Digitalisasi, Pemutakhiran, dan Validasi demi Akurasi Sasaran Bansos

  • Administrator
  • Jumat, 23 Agustus 2019 | 22:55 WIB
NOTA KEUANGAN 2020
  Bantuan sosial nontunai di Pemkab Jombang, Jawa Timur, Rabu (24/7/2019). Foto: ANTARA FOTO/Syaiful Arif

Pemerintah menaikkan pagu anggaran bantuan sosial. Supaya bantuan tepat sasaran, pemerintah akan melakukan digitalisasi data dan pemutakhiran dan validasi data secara periodik.

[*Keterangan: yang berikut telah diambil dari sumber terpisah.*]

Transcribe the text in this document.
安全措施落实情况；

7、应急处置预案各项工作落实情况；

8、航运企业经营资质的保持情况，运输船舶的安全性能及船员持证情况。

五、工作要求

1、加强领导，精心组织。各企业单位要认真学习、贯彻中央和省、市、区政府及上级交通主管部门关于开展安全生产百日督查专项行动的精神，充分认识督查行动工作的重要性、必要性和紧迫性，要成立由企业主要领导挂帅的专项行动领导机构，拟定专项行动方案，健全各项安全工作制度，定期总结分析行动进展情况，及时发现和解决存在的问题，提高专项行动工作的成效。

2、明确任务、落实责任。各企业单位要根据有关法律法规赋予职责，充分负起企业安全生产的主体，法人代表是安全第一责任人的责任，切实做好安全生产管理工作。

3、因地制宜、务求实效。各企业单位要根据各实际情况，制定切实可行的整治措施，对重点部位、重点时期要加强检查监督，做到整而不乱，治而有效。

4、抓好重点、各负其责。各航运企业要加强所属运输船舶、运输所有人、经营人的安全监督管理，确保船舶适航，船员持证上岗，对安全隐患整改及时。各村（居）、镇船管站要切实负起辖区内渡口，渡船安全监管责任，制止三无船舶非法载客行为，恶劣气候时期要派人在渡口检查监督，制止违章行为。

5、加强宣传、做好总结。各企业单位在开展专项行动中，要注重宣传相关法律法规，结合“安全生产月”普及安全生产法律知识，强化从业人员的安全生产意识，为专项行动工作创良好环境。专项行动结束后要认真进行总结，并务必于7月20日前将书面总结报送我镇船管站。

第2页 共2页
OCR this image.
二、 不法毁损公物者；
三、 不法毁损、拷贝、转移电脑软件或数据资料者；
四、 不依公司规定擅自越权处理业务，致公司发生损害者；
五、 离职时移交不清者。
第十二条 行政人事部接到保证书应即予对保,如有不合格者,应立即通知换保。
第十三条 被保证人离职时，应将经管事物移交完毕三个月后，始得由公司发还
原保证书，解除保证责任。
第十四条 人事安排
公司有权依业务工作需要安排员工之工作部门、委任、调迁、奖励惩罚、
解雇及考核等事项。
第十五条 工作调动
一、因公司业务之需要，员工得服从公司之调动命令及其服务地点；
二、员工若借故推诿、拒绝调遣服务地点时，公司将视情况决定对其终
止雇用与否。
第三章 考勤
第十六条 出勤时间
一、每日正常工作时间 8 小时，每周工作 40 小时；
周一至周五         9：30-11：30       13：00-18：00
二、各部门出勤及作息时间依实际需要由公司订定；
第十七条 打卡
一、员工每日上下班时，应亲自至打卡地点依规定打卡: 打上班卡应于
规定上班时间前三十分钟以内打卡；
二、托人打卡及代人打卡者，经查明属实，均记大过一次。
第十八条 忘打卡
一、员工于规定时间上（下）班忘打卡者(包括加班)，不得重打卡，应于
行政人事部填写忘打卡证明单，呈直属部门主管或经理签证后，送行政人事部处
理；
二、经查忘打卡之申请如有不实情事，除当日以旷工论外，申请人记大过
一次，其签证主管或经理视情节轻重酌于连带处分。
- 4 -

Salah satu upaya konkret pemerintah menaruh perhatian yang tinggi terhadap SDM, salah satunya memberikan anggaran yang cukup untuk bantuan sosial. Pemerintah menyiapkan anggaran Rp1.162,83 triliun untuk empat proyek utama mencetak SDM unggul dalam Rencana Pembangunan Jangka Menengah Nasional (RPJMN) 2020-2024. Dari angka tersebut, sebesar Rp803,93 triliun untuk digitalisasi dan integrasi bantuan sosial.

Dari RAPBN tahun depan yang diajukan pemerintah ke DPR, tampak pagu anggaran untuk bantuan sosial (bansos) di Kementerian Sosial (Kemensos) naik sebesar Rp3 triliun pada 2020. Jika tahun sebelumnya Rp56 triliun maka untuk 2020 anggaran bansos naik menjadi Rp59 triliun. Total untuk pagu anggaran Kemensos naik menjadi Rp62 triliun di 2020 dari sebelumnya Rp58 triliun pada 2019. Dan 95 persen anggaran tersebut untuk bansos.

Terkait kenaikan anggaran tersebut, disebabkan ada penyesuaian dalam Program Keluarga Harapan (PKH), tapi secara umum tidak akan mempengaruhi target Kemensos untuk mengurangi kemiskinan dan ketimpangan (gini rasio). Penyesuaian itu untuk komponen ibu hamil dan anak usia dini bantuan akan naik menjadi Rp3 juta dari sebelumnya Rp2,4 juta setahun.

Saat ini bantuan yang diterima Keluarga Penerima Manfaat (KPM) sebesar Rp110 ribu per bulan, pada 2020 akan naik menjadi Rp150 ribu per bulan. Dengan kenaikan indeks bantuan tersebut, KPM akan lebih fleksibel dalam membelanjakan uang bantuan di elektronik warung gotong-royong (e-warong).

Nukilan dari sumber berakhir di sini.